Una de las características distintivas de esta obra es su enfoque directo y doctrinal. En lugar de presentar simples opiniones personales, el autor busca fundamentar sus respuestas en las fuentes autorizadas de la Iglesia, ayudando al lector a apreciar la armonía existente entre la Biblia, el Libro de Mormón, Doctrina y Convenios y la Perla de Gran Precio. Al hacerlo, demuestra que muchas aparentes contradicciones desaparecen cuando se estudian las Escrituras en su contexto adecuado.
Este volumen también refleja el profundo conocimiento escritural de Joseph Fielding Smith y su firme testimonio de la Restauración del evangelio de Jesucristo. Sus respuestas invitan al lector a estudiar, reflexionar y buscar la guía del Espíritu Santo para obtener un conocimiento personal de la verdad.
Más que una simple colección de preguntas y respuestas, Respuestas a Preguntas del Evangelio, Volumen 4 constituye una valiosa herramienta de estudio para maestros, líderes, misioneros y todos aquellos que desean profundizar su comprensión del plan de salvación y de las doctrinas del reino de Dios.

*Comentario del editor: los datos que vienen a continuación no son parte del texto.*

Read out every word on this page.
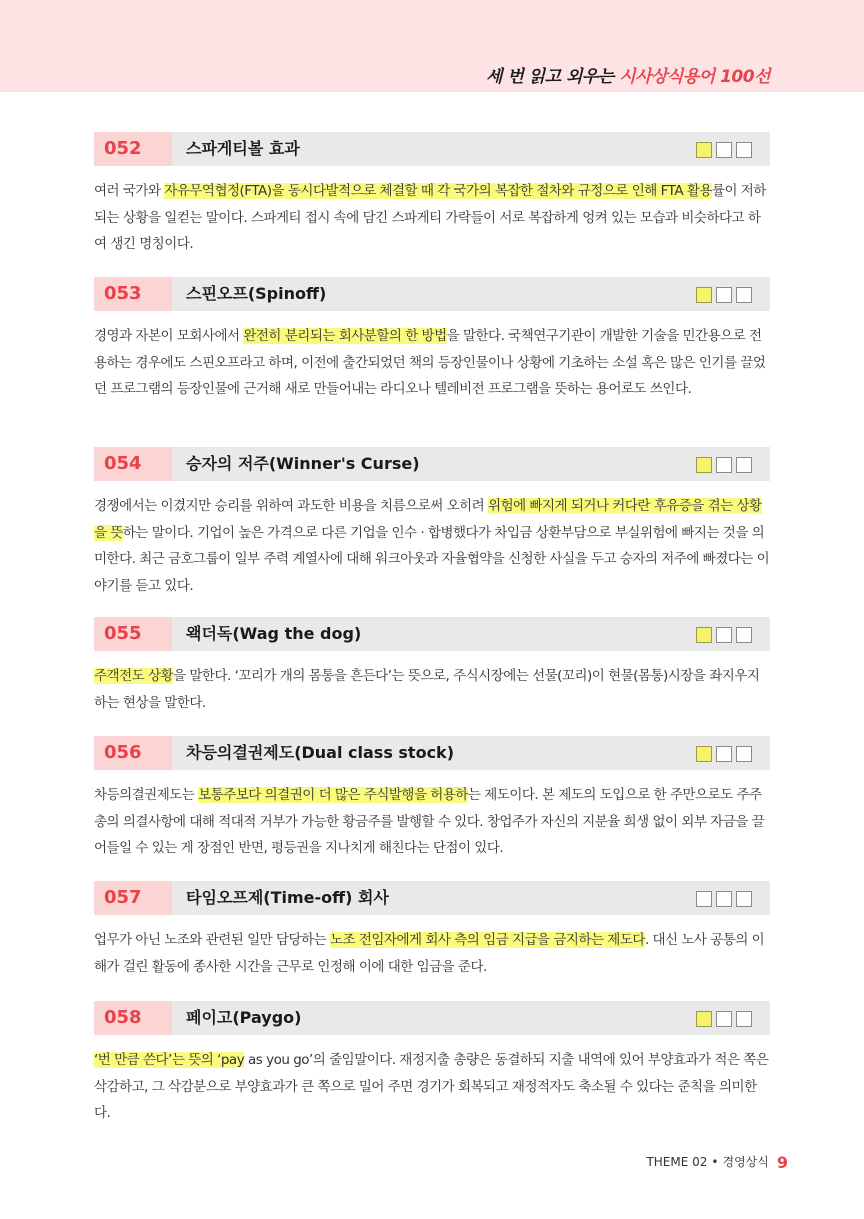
세 번 읽고 외우는 시사상식용어 100선
052	스파게티볼 효과
여러 국가와 자유무역협정(FTA)을 동시다발적으로 체결할 때 각 국가의 복잡한 절차와 규정으로 인해 FTA 활용률이 저하되는 상황을 일컫는 말이다. 스파게티 접시 속에 담긴 스파게티 가락들이 서로 복잡하게 엉켜 있는 모습과 비슷하다고 하여 생긴 명칭이다.
053	스핀오프(Spinoff)
경영과 자본이 모회사에서 완전히 분리되는 회사분할의 한 방법을 말한다. 국책연구기관이 개발한 기술을 민간용으로 전용하는 경우에도 스핀오프라고 하며, 이전에 출간되었던 책의 등장인물이나 상황에 기초하는 소설 혹은 많은 인기를 끌었던 프로그램의 등장인물에 근거해 새로 만들어내는 라디오나 텔레비전 프로그램을 뜻하는 용어로도 쓰인다.
054	승자의 저주(Winner's Curse)
경쟁에서는 이겼지만 승리를 위하여 과도한 비용을 치름으로써 오히려 위험에 빠지게 되거나 커다란 후유증을 겪는 상황을 뜻하는 말이다. 기업이 높은 가격으로 다른 기업을 인수 · 합병했다가 차입금 상환부담으로 부실위험에 빠지는 것을 의미한다. 최근 금호그룹이 일부 주력 계열사에 대해 워크아웃과 자율협약을 신청한 사실을 두고 승자의 저주에 빠졌다는 이야기를 듣고 있다.
055	왝더독(Wag the dog)
주객전도 상황을 말한다. ‘꼬리가 개의 몸통을 흔든다’는 뜻으로, 주식시장에는 선물(꼬리)이 현물(몸통)시장을 좌지우지하는 현상을 말한다.
056	차등의결권제도(Dual class stock)
차등의결권제도는 보통주보다 의결권이 더 많은 주식발행을 허용하는 제도이다. 본 제도의 도입으로 한 주만으로도 주주총의 의결사항에 대해 적대적 거부가 가능한 황금주를 발행할 수 있다. 창업주가 자신의 지분율 희생 없이 외부 자금을 끌어들일 수 있는 게 장점인 반면, 평등권을 지나치게 해친다는 단점이 있다.
057	타임오프제(Time-off) 회사
업무가 아닌 노조와 관련된 일만 담당하는 노조 전임자에게 회사 측의 임금 지급을 금지하는 제도다. 대신 노사 공통의 이해가 걸린 활동에 종사한 시간을 근무로 인정해 이에 대한 임금을 준다.
058	페이고(Paygo)
‘번 만큼 쓴다’는 뜻의 ‘pay as you go’의 줄임말이다. 재정지출 총량은 동결하되 지출 내역에 있어 부양효과가 적은 쪽은 삭감하고, 그 삭감분으로 부양효과가 큰 쪽으로 밀어 주면 경기가 회복되고 재정적자도 축소될 수 있다는 준칙을 의미한다.
THEME 02 • 경영상식 9
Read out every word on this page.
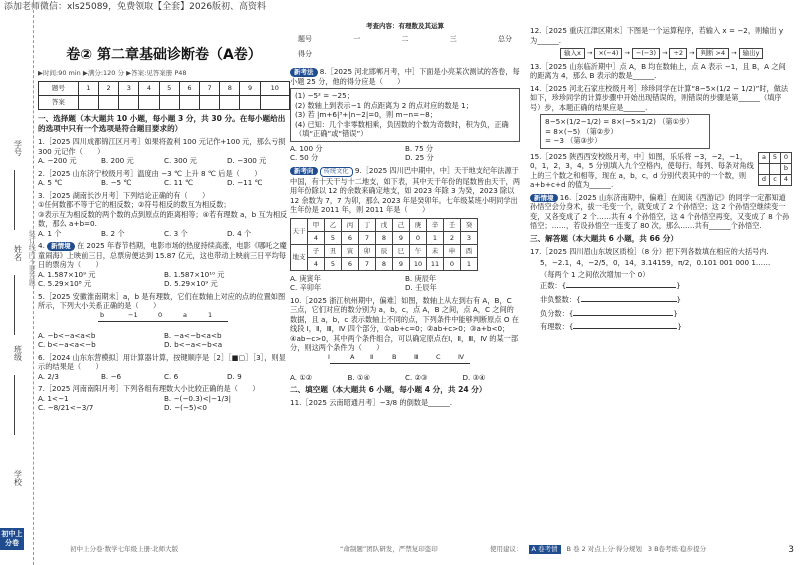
添加老师微信：xls25089，免费领取【全套】2026版初、高资料
学号
姓名
班级
学校
装订线内不要答题
初中上分卷
卷② 第二章基础诊断卷（A卷）
▶时间:90 min ▶满分:120 分 ▶答案:见答案册 P48
题号	1	2	3	4	5	6	7	8	9	10
答案										
一、选择题（本大题共 10 小题，每小题 3 分，共 30 分。在每小题给出的选项中只有一个选项是符合题目要求的）
1.［2025 四川成都锦江区月考］如果将盈利 100 元记作+100 元，那么亏损 300 元记作（　　）
A. −200 元	B. 200 元	C. 300 元	D. −300 元
2.［2025 山东济宁校级月考］温度由 −3 ℃ 上升 8 ℃ 后是（　　）
A. 5 ℃	B. −5 ℃	C. 11 ℃	D. −11 ℃
3.［2025 湖南长沙月考］下列结论正确的有（　　）
①任何数都不等于它的相反数；②符号相反的数互为相反数；
③表示互为相反数的两个数的点到原点的距离相等；④若有理数 a，b 互为相反数，那么 a+b=0.
A. 1 个	B. 2 个	C. 3 个	D. 4 个
4. 新情境 在 2025 年春节档期，电影市场的热度持续高涨，电影《哪吒之魔童闹海》上映前三日，总票房便达到 15.87 亿元，这也带动上映前三日平均每日的票房为（　　）
A. 1.587×10⁹ 元	B. 1.587×10¹⁰ 元
C. 5.29×10⁸ 元	D. 5.29×10⁹ 元
5.［2025 安徽淮南期末］a，b 是有理数，它们在数轴上对应的点的位置如图所示，下列大小关系正确的是（　　）
b	−1	0	a	1
A. −b<−a<a<b	B. −a<−b<a<b
C. b<−a<a<−b	D. b<−a<−b<a
6.［2024 山东东营模拟］用计算器计算，按键顺序是［2］［■▢］［3］，则显示的结果是（　　）
A. 2/3	B. −6	C. 6	D. 9
7.［2025 河南南阳月考］下列各组有理数大小比较正确的是（　　）
A. 1<−1	B. −(−0.3)<|−1/3|
C. −8/21<−3/7	D. −(−5)<0
初中上分卷·数学七年级上册·北师大版
考查内容：有理数及其运算
题号	一	二	三	总分
得分
新考法 8.［2025 河北邯郸月考，中］下面是小亮某次测试的答卷，每小题 25 分，他的得分应是（　　）
(1) −5² = −25；
(2) 数轴上到表示−1 的点距离为 2 的点对应的数是 1；
(3) 若 |m+6|³+|n−2|=0，则 m−n=−8；
(4) 已知：几个非零数相乘，负因数的个数为奇数时，积为负，正确（填“正确”或“错误”）
A. 100 分	B. 75 分
C. 50 分	D. 25 分
新考向 传统文化 9.［2025 四川巴中期中，中］天干地支纪年法源于中国，有十天干与十二地支，如下表，其中天干年份的尾数皆由天干，两用年份除以 12 的余数来确定地支，如 2023 年除 3 为癸，2023 除以 12 余数为 7，7 为卯，那么 2023 年是癸卯年。七年级某班小明同学出生年份是 2011 年，则 2011 年是（　　）
天干	甲	乙	丙	丁	戊	己	庚	辛	壬	癸
	4	5	6	7	8	9	0	1	2	3
地支	子	丑	寅	卯	辰	巳	午	未	申	酉
	4	5	6	7	8	9	10	11	0	1
A. 庚寅年	B. 庚辰年
C. 辛卯年	D. 壬辰年
10.［2025 浙江杭州期中，偏难］如图，数轴上从左到右有 A，B，C 三点，它们对应的数分别为 a，b，c，点 A，B 之间，点 A，C 之间的数据，且 a，b，c 表示数轴上不同的点，下列条件中能够判断原点 O 在线段 Ⅰ，Ⅱ，Ⅲ，Ⅳ 四个部分，①ab+c=0；②ab+c>0；③a+b<0；④ab−c>0，其中两个条件组合，可以确定原点在Ⅰ，Ⅱ，Ⅲ，Ⅳ 的某一部分，则这两个条件为（　　）
Ⅰ	A Ⅱ	B	Ⅲ	C	Ⅳ
A. ①②	B. ①④	C. ②③	D. ③④
二、填空题（本大题共 6 小题，每小题 4 分，共 24 分）
11.［2025 云南昭通月考］−3/8 的倒数是______.
“命制题”团队研发，严禁复印盗印
12.［2025 重庆江津区期末］下图是一个运算程序，若输入 x = −2，则输出 y 为______.
输入x → ×(−4) → −(−3) → ÷2 → 判断 >4 → 输出y
13.［2025 山东临沂期中］点 A，B 均在数轴上，点 A 表示 −1，且 B，A 之间的距离为 4，那么 B 表示的数是______.
14.［2025 河北石家庄校级月考］珍珍同学在计算“8−5×(1/2 − 1/2)”时，做法如下，珍珍同学的计算步骤中开始出现错误的，则错误的步骤是第______（填序号）步，本题正确的结果应是______.
8−5×(1/2−1/2) = 8×(−5×1/2) （第①步）
= 8×(−5) （第②步）
= −3 （第③步）
15.［2025 陕西西安校级月考，中］如图，乐乐将 −3，−2，−1，0，1，2，3，4，5 分别填入九个空格内，使每行、每列、每条对角线上的三个数之和相等，现在 a，b，c，d 分别代表其中的一个数，则 a+b+c+d 的值为______.
a	5	0
		b
d	c	4
新情境 16.［2025 山东济南期中，偏难］在阅读《西游记》的同学一定都知道孙悟空会分身术，拔一毛变一个，就变成了 2 个孙悟空；这 2 个孙悟空继续变一变，又各变成了 2 个……共有 4 个孙悟空，这 4 个孙悟空再变，又变成了 8 个孙悟空；……，若设孙悟空一连变了 80 次，那么……共有______个孙悟空.
三、解答题（本大题共 6 小题，共 66 分）
17.［2025 四川眉山东坡区质检］（8 分）把下列各数填在相应的大括号内.
5，−2.1，4，−2/5，0，14，3.14159，π/2，0.101 001 000 1……
（每两个 1 之间依次增加一个 0）
正数：{	}
非负整数：{	}
负分数：{	}
有理数：{	}
使用建议：	A 卷考情	B 卷 2 对点上分·得分规划 3 B卷考练·稳步提分	3
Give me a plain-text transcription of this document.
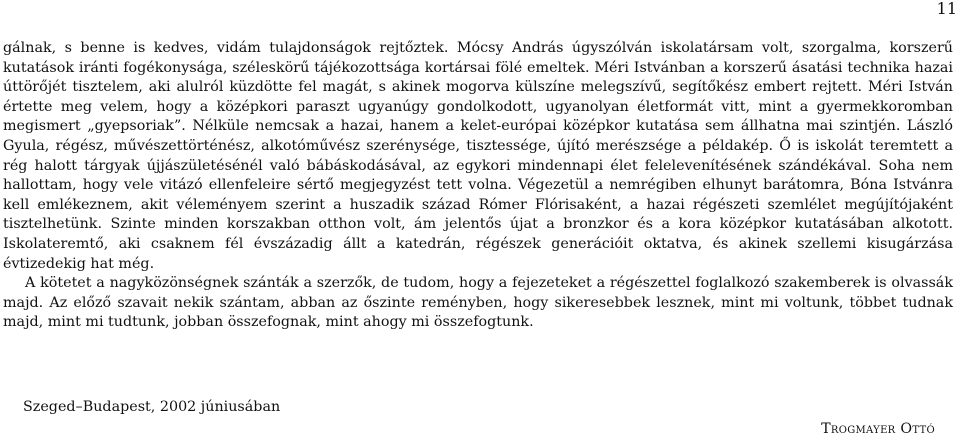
11

gálnak, s benne is kedves, vidám tulajdonságok rejtőztek. Mócsy András úgyszólván iskolatársam volt, szorgalma, korszerű kutatások iránti fogékonysága, széleskörű tájékozottsága kortársai fölé emeltek. Méri Istvánban a korszerű ásatási technika hazai úttörőjét tisztelem, aki alulról küzdötte fel magát, s akinek mogorva külszíne melegszívű, segítőkész embert rejtett. Méri István értette meg velem, hogy a középkori paraszt ugyanúgy gondolkodott, ugyanolyan életformát vitt, mint a gyermekkoromban megismert „gyepsoriak”. Nélküle nemcsak a hazai, hanem a kelet-európai középkor kutatása sem állhatna mai szintjén. László Gyula, régész, művészettörténész, alkotóművész szerénysége, tisztessége, újító merészsége a példakép. Ő is iskolát teremtett a rég halott tárgyak újjászületésénél való bábáskodásával, az egykori mindennapi élet felelevenítésének szándékával. Soha nem hallottam, hogy vele vitázó ellenfeleire sértő megjegyzést tett volna. Végezetül a nemrégiben elhunyt barátomra, Bóna Istvánra kell emlékeznem, akit véleményem szerint a huszadik század Rómer Flórisaként, a hazai régészeti szemlélet megújítójaként tisztelhetünk. Szinte minden korszakban otthon volt, ám jelentős újat a bronzkor és a kora középkor kutatásában alkotott. Iskolateremtő, aki csaknem fél évszázadig állt a katedrán, régészek generációit oktatva, és akinek szellemi kisugárzása évtizedekig hat még.

A kötetet a nagyközönségnek szánták a szerzők, de tudom, hogy a fejezeteket a régészettel foglalkozó szakemberek is olvassák majd. Az előző szavait nekik szántam, abban az őszinte reményben, hogy sikeresebbek lesznek, mint mi voltunk, többet tudnak majd, mint mi tudtunk, jobban összefognak, mint ahogy mi összefogtunk.

Szeged–Budapest, 2002 júniusában
Trogmayer Ottó
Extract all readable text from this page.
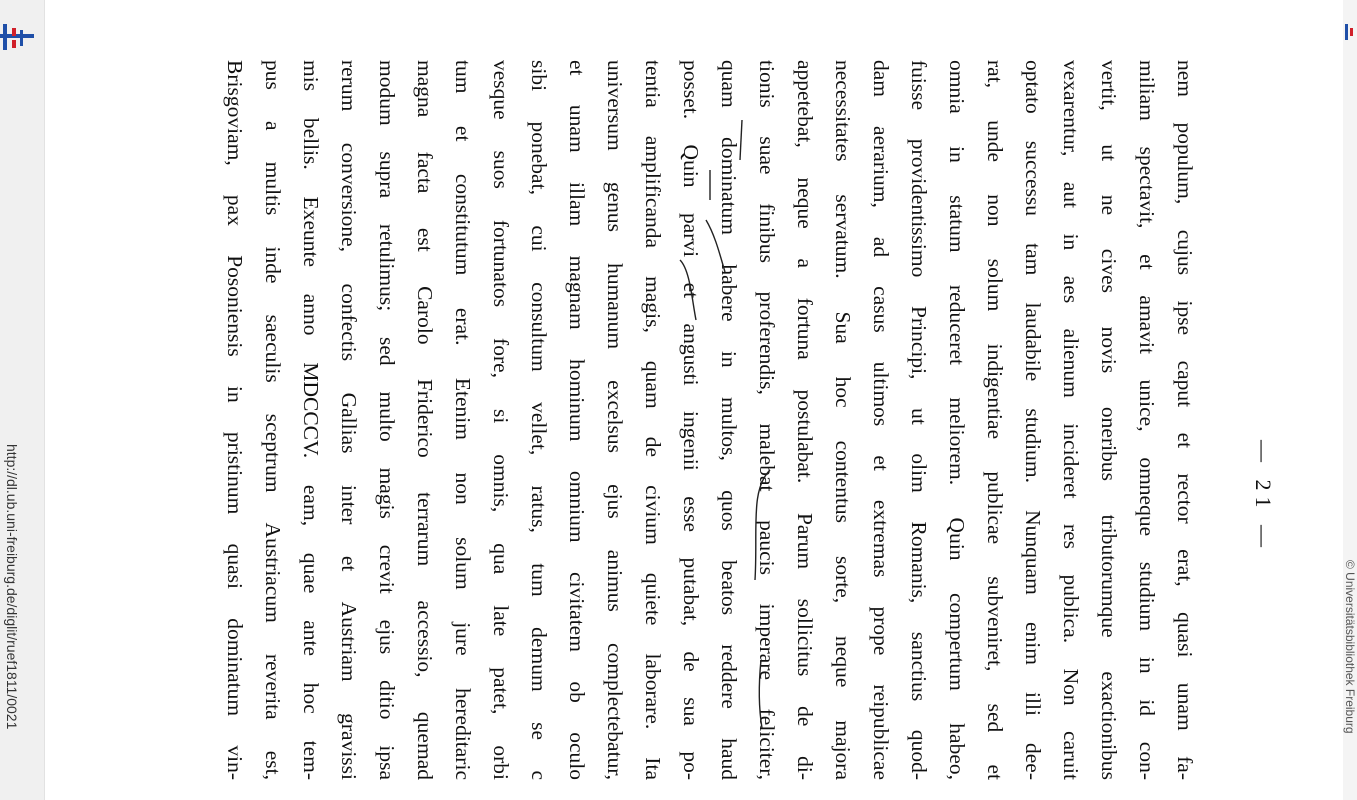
http://dl.ub.uni-freiburg.de/diglit/ruef1811/0021	© Universitätsbibliothek Freiburg
— 21 —
nem populum, cujus ipse caput et rector erat, quasi unam fa-
miliam spectavit, et amavit unice, omneque studium in id con-
vertit, ut ne cives novis oneribus tributorumque exactionibus
vexarentur, aut in aes alienum incideret res publica. Non caruit
optato successu tam laudabile studium. Nunquam enim illi dee-
rat, unde non solum indigentiae publicae subveniret, sed et
omnia in statum reduceret meliorem. Quin compertum habeo,
fuisse providentissimo Principi, ut olim Romanis, sanctius quod-
dam aerarium, ad casus ultimos et extremas prope reipublicae
necessitates servatum. Sua hoc contentus sorte, neque majora
appetebat, neque a fortuna postulabat. Parum sollicitus de di-
tionis suae finibus proferendis, malebat paucis imperare feliciter,
quam dominatum habere in multos, quos beatos reddere haud
posset. Quin parvi et angusti ingenii esse putabat, de sua po-
tentia amplificanda magis, quam de civium quiete laborare. Ita
universum genus humanum excelsus ejus animus complectebatur,
et unam illam magnam hominum omnium civitatem ob oculo
sibi ponebat, cui consultum vellet, ratus, tum demum se c
vesque suos fortunatos fore, si omnis, qua late patet, orbi
tum et constitutum erat. Etenim non solum jure hereditaric
magna facta est Carolo Friderico terrarum accessio, quemad
modum supra retulimus; sed multo magis crevit ejus ditio ipsa
rerum conversione, confectis Gallias inter et Austriam gravissi
mis bellis. Exeunte anno MDCCCV. eam, quae ante hoc tem-
pus a multis inde saeculis sceptrum Austriacum reverita est,
Brisgoviam, pax Posoniensis in pristinum quasi dominatum vin-
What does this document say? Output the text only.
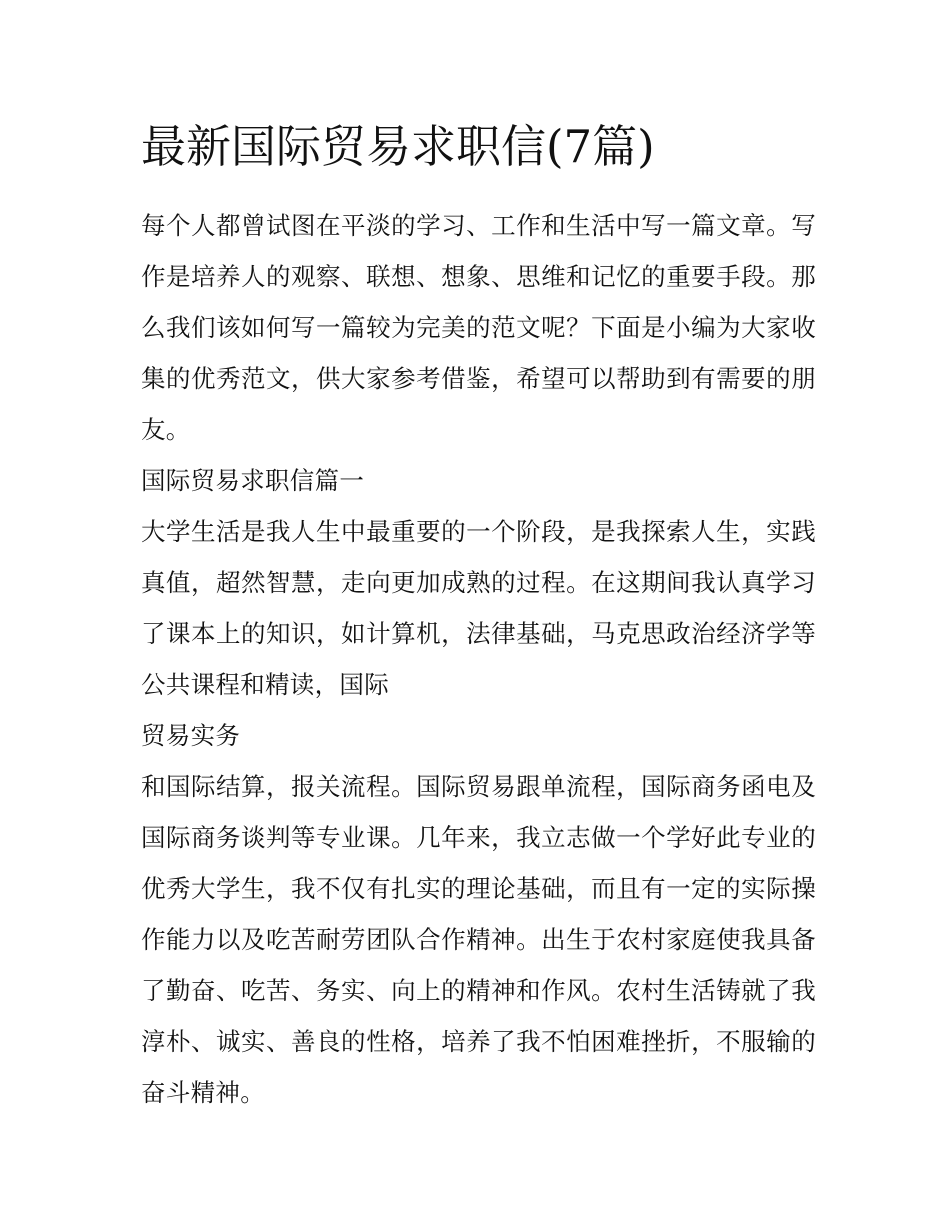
最新国际贸易求职信(7篇)

每个人都曾试图在平淡的学习、工作和生活中写一篇文章。写作是培养人的观察、联想、想象、思维和记忆的重要手段。那么我们该如何写一篇较为完美的范文呢？下面是小编为大家收集的优秀范文，供大家参考借鉴，希望可以帮助到有需要的朋友。

国际贸易求职信篇一

大学生活是我人生中最重要的一个阶段，是我探索人生，实践真值，超然智慧，走向更加成熟的过程。在这期间我认真学习了课本上的知识，如计算机，法律基础，马克思政治经济学等公共课程和精读，国际

贸易实务

和国际结算，报关流程。国际贸易跟单流程，国际商务函电及国际商务谈判等专业课。几年来，我立志做一个学好此专业的优秀大学生，我不仅有扎实的理论基础，而且有一定的实际操作能力以及吃苦耐劳团队合作精神。出生于农村家庭使我具备了勤奋、吃苦、务实、向上的精神和作风。农村生活铸就了我淳朴、诚实、善良的性格，培养了我不怕困难挫折，不服输的奋斗精神。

Sus páginas ofrecen orientación, claridad y perspectivas que continúan siendo de interés para quienes buscan fortalecer su fe en Jesucristo y en Su evangelio restaurado.
“El evangelio de Jesucristo no teme las preguntas sinceras; por el contrario, invita al estudio diligente, a la reflexión y a la búsqueda de la verdad por medio de la revelación divina.” Esta idea resume el espíritu de la obra y el propósito con el que Joseph Fielding Smith compiló estas respuestas para beneficio de los santos.
- Esta Vida Es el Tiempo para que los Hombres se Preparen para Comparecer ante Dios.
- Profetas—Llaves—Sacerdocio
- Salvación de los que Murieron sin Ley
- El Uso de la Cruz
- ¿Dónde Está el Jardín de Edén?
- ¿Cuándo Apareció Jesús a los Nefitas?
- ¿Es Malo el Uso de las Tablas Ouija o Planchette?
- ¿Qué Tan Extensa Fue la Dispersión de Israel?
- ¿Es un pecado matar animales innecesariamente?
- ¿Cuál Fue la Naturaleza del Pecado de Pablo en la Lapidación de Esteban?
- Nuestra Responsabilidad de Advertir al Mundo
- La Deuda que Tenemos
- Diferencias en los Cuerpos en la Resurrección
- ¿Al Obedecer a Dios se Restringe la Libertad Personal?
- ¿Qué hay de los muertos que murieron antes de Jesucristo?
- ¿Fue Necesaria la Caída de Adán?
- ¿Qué es el pecado contra el Espíritu Santo?
- Los bautismos nefitas y el don del Espíritu Santo
- ¿Por Qué No Fue Pablo Ordenado al Apostolado por Pedro?
- ¿Qué Hay de la Bruja de Endor y Samuel?
- ¿Cómo Pueden Conciliarse 1 Nefi 3:7 y Doctrina y Convenios 84:4?
- ¿Qué se Quiere Decir con las Aguas que Están sobre el Firmamento?
- “. . . Todos los que están en los sepulcros oirán su voz”
- Inteligencias y Vida Eterna
- ¿Es Alguna Vez Justificable la Eutanasia, o Muerte por Misericordia?
- ¿Quiénes Fueron los Profetas Zenós y Zenoc?
- El Convenio del Matrimonio Eterno
- ¿Qué Quiso Decir Pablo con Ser Predestinados?
- ¿Cómo pudo ser quitado el Sacerdocio de Melquisedec a Israel?
- ¿De Dónde Obtuvo Alma Su Autoridad?
- Para Quién Se Efectúa la Obra Vicaria
- La Iglesia y el Negro
- El Nombre de la Iglesia
- Jesucristo es Tanto Padre como Hijo
- ¿Cuál es el significado de Eclesiastés 9:4-5; 10?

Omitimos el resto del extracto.